今年も用水路の土手の桜が満開になりました。 日本には桜の名所でなくてもあちこちで立派な桜を見ることができます。 それは、誰か桜を植えた人がいるのです。
もう15年も前のこと。 淋しい用水路沿いの道がありました。 しばしば廃棄物が捨てられて人通りも疎らな道でした。
ある秋の日、桜の苗木が水路の土手に植えられました。 幹が500円玉くらいの太さの枝と幹だけの裸の桜の木。

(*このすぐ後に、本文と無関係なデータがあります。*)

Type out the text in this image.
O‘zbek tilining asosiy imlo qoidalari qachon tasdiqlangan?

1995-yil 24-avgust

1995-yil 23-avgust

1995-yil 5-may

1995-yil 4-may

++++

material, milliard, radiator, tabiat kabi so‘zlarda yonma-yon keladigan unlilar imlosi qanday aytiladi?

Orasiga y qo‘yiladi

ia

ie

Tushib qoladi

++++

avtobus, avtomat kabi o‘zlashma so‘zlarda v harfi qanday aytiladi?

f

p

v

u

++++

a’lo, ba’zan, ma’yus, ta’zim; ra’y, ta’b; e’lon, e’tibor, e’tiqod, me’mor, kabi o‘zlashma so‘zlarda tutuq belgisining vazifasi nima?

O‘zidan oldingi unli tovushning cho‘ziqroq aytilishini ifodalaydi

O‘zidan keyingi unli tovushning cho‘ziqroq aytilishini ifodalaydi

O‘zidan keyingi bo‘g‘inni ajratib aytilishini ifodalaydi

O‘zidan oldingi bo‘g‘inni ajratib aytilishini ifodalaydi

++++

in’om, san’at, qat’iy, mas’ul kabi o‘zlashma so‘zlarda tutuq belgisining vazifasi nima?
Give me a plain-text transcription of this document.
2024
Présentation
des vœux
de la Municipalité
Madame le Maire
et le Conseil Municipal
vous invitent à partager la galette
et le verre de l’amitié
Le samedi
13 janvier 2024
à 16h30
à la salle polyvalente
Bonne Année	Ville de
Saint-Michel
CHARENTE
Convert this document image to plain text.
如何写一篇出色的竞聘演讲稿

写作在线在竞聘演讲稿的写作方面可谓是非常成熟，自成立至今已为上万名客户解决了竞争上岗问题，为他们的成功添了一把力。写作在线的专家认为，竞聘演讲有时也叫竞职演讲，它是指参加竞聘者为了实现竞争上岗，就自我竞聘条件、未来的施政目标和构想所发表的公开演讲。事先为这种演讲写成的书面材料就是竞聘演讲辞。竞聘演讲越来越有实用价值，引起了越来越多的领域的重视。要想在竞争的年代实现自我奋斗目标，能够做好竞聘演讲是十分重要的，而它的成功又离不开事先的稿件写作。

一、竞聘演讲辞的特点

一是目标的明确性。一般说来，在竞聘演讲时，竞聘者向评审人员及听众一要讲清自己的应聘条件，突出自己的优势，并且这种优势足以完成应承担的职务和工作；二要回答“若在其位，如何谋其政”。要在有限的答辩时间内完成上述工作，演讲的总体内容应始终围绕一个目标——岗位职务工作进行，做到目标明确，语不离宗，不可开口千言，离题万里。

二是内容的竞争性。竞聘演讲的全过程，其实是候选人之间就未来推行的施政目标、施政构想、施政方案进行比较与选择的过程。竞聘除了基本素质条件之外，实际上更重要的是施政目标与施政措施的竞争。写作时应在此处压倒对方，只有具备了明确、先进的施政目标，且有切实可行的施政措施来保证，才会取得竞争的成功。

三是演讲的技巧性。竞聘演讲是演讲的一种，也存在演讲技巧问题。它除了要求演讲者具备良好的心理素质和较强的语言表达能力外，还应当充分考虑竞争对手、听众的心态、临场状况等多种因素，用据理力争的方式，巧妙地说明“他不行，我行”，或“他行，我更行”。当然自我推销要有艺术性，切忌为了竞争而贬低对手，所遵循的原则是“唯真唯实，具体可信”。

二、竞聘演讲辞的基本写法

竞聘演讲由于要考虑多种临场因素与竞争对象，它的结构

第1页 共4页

冬の寒さをいくつか越すと、さくらは小さな花をつけるようになりました。 その間、強風に倒れて枯れた木もありましたが、添え木で支えてあるのを見ると、桜を守っていた人がいるのがわかりました。
そのうちさくらの木は大きく伸びて立派な並木になりました。 人の背丈よりずっと高く。 もう支えもいらないほど枝も太く風に倒されることもありません。
穏やかな春の日に、桜の並木の道に散歩をしに来る人が増えました。 もうごみを捨てる人もいません。 歩く人もどこか明るく、楽しげです。
私の友人は「中国には桃のように果樹の畑はあるけれど、花だけを楽しむ桜の木は少ない」と言います。 宮沢賢治の「虔十公園林」という童話があります。 少し頭の弱い虔十が自分のおやつを買うお金を節約して、苗木を植えた話です。 それはやがて立派な公園林になりました。
日本では、童話の中の話が生きているようです。